Hosted by an alumnus of Travel Channel’s “Man vs Food,” the Vizio-produced show featured branding from BET MGM in the bottom right corner of the screen for the duration of each episode in the four-part miniseries. Of course, calling it a miniseries is a bit misleading as the content played out more like a DIY video found on YouTube or Facebook. The show consisted mainly of short form drink and food recipes, the type of snacks and refreshments perfect for March Madness get togethers.
Vizio wasn’t the only one experimenting with new ad formats. On April Fool’s Day, Peacock released a comedic “commercial” for a new reality TV series in which several contestants share a house as they attempt to “find love,” the catch is none of them speak the same language, hence the reveal of the advertisement partner: Duolingo.

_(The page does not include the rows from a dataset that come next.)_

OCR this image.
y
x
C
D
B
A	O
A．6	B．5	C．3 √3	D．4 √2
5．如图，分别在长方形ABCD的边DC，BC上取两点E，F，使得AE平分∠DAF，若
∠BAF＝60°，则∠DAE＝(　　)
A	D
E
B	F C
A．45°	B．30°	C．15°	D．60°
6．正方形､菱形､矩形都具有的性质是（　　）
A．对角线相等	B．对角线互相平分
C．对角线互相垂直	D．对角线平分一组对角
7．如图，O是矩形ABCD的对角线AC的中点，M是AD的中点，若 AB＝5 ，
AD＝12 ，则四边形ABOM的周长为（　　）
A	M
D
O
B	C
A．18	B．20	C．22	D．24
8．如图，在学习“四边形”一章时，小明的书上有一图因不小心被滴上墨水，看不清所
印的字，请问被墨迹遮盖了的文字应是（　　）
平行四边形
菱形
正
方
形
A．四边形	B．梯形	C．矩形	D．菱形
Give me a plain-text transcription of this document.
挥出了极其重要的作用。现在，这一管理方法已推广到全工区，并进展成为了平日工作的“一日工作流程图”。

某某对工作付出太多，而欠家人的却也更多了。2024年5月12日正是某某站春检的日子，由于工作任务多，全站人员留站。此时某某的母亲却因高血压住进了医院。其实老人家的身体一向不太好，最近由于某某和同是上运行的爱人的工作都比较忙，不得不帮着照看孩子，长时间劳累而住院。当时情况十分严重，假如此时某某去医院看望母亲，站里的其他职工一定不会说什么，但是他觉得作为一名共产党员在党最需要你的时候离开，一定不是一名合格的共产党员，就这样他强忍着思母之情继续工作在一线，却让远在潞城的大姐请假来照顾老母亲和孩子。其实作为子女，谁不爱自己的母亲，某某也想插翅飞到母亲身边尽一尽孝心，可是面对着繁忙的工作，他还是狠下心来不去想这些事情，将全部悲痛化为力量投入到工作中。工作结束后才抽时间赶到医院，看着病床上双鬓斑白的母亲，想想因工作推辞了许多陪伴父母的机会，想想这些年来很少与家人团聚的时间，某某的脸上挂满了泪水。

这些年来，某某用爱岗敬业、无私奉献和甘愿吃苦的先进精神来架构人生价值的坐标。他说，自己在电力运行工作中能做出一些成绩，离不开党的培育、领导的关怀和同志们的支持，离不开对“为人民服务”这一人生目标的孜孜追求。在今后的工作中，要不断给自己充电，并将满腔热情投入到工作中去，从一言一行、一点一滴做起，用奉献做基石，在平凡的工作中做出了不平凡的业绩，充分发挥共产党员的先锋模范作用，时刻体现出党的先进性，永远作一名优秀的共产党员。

The commercial may just be a parody of popular reality shows like “The Bachelor” or “Love Island,” but the advertisement is real, and it is just further proof of streaming providers pushing the boundaries of advertising with new techniques and tricks. Providers like Paramount+ and Discovery+ have already infused pause ads into shows on their platforms. These ads, which only appear if a user pauses a show, typically feature static QR codes or banners promoting other original shows on the platform. The inclusion of QR codes can also be seen in interactive ads, which typically play like a normal ad during a break, but they feature links or buttons users can click. Next? Streaming providers are experimenting and taking risks. The initial investment of a simple pause ad is probably not very high, and success metrics hinge simply on the number of clicks a particular link generates. However, Vizio and Peacock’s “reality shows” have a surprisingly high production quality. It will be interesting to see if Vizio continues its short-
form lifestyle original programming, maybe later this year during football season depending on how well execs think the “3 Pointers” campaign has done for them this month.